The broader implications extend beyond individual classrooms to questions about how legal education should evolve in response to technological change. For decades, law schools have followed a relatively stable model centered on case method instruction and Socratic dialogue. The introduction of generative AI challenges fundamental assumptions about what skills matter most and how they should be taught. Schools that adapt successfully may need to reconsider not only their classroom policies but also their assessment methods, curriculum design, and even admissions criteria to ensure they continue producing capable graduates.
Students themselves occupy a complicated position in these debates.

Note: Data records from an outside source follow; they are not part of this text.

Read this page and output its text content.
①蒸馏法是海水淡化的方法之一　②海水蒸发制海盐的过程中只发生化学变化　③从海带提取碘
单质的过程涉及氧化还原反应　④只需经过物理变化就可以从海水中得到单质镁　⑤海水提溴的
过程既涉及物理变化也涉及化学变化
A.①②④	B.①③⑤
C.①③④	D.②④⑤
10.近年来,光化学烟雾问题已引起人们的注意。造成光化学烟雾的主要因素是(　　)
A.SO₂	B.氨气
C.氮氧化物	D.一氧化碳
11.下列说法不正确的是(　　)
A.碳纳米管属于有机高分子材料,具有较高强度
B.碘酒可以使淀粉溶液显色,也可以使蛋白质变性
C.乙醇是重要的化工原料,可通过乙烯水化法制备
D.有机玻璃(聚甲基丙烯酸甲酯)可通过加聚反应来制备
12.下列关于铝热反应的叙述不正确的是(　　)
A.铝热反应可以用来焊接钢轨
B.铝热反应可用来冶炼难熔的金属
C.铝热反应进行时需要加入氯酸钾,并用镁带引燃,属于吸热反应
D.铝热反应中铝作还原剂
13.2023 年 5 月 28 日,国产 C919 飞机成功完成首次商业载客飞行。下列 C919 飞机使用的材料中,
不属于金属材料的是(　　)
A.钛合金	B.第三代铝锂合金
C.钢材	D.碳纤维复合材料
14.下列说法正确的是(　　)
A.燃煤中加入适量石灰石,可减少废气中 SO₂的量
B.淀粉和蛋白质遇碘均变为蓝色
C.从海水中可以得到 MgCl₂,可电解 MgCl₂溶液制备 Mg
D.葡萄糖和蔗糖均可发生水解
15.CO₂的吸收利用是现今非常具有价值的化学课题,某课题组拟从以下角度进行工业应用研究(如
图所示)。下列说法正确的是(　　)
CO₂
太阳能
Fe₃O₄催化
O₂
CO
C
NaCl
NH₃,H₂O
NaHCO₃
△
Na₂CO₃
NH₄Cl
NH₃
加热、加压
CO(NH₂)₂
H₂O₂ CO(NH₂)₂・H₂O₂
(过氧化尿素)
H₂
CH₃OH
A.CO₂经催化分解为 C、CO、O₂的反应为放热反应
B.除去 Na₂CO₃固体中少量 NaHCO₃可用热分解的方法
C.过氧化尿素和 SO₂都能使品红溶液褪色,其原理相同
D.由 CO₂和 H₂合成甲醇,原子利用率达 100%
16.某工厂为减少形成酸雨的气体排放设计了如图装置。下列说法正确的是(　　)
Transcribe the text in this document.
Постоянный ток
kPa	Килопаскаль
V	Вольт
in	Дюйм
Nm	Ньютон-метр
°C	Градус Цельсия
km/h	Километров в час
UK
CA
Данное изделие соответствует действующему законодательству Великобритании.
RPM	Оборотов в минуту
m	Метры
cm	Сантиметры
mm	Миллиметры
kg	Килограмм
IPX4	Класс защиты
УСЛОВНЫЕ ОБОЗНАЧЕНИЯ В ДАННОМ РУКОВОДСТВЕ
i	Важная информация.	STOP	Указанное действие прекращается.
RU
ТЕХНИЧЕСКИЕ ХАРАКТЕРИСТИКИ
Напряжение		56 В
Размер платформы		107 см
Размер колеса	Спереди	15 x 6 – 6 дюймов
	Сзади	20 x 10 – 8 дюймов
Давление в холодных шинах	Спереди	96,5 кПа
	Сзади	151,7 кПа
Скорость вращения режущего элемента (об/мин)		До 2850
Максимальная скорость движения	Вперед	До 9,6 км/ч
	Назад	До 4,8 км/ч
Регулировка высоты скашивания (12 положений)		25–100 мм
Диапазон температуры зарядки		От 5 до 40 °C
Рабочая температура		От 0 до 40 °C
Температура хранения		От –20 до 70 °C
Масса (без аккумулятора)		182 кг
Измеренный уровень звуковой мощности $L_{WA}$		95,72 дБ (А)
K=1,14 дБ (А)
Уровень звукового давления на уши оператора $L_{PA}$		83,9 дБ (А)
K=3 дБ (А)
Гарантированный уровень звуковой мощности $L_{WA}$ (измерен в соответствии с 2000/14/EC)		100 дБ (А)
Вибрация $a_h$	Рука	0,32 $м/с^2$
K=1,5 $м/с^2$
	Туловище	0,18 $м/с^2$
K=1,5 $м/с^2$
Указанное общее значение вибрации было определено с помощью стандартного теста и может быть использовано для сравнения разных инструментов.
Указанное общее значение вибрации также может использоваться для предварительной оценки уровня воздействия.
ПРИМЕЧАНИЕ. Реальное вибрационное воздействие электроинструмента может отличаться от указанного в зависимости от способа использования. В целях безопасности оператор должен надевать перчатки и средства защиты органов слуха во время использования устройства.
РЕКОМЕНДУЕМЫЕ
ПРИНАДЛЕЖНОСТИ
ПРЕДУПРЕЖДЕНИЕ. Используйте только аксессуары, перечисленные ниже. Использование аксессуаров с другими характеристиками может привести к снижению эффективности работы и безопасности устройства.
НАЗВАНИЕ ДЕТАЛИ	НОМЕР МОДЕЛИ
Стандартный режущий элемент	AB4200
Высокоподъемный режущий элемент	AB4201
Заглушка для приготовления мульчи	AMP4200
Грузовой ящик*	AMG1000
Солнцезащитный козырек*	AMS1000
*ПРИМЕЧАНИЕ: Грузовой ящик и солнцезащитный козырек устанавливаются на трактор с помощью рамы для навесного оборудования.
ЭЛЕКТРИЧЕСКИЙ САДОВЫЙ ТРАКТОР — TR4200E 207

Many entered law school expecting to learn traditional legal analysis while recognizing that technological proficiency will be essential for their careers. The closed-laptop policy may force them to develop stronger note-taking abilities and active listening skills that could prove valuable regardless of future technological developments. At the same time, they may feel caught between institutional restrictions and a professional world that increasingly expects comfort with AI tools from day one of employment.
As more institutions experiment with different approaches, a clearer picture will emerge about which strategies best serve both educational goals and professional preparation. The University of Chicago Law School’s decision represents an early and notable attempt to draw a boundary around classroom time, asserting that certain forms of learning require undivided human attention. Whether this approach will serve as a model for others or prove to be an outlier depends largely on how effectively it balances the development of independent analytical capabilities with the practical need to understand and work alongside increasingly sophisticated artificial intelligence systems.
The coming academic years will test these policies in real time as both students and faculty adapt to new expectations. Success will ultimately be measured not by how strictly rules are enforced but by whether graduates emerge with the combination of deep legal reasoning skills and technological fluency necessary to thrive in a rapidly changing profession. The University of Chicago’s experiment adds an important data point to an ongoing national conversation about technology’s proper place in legal education, one that will likely continue evolving as AI capabilities expand and professional demands shift accordingly.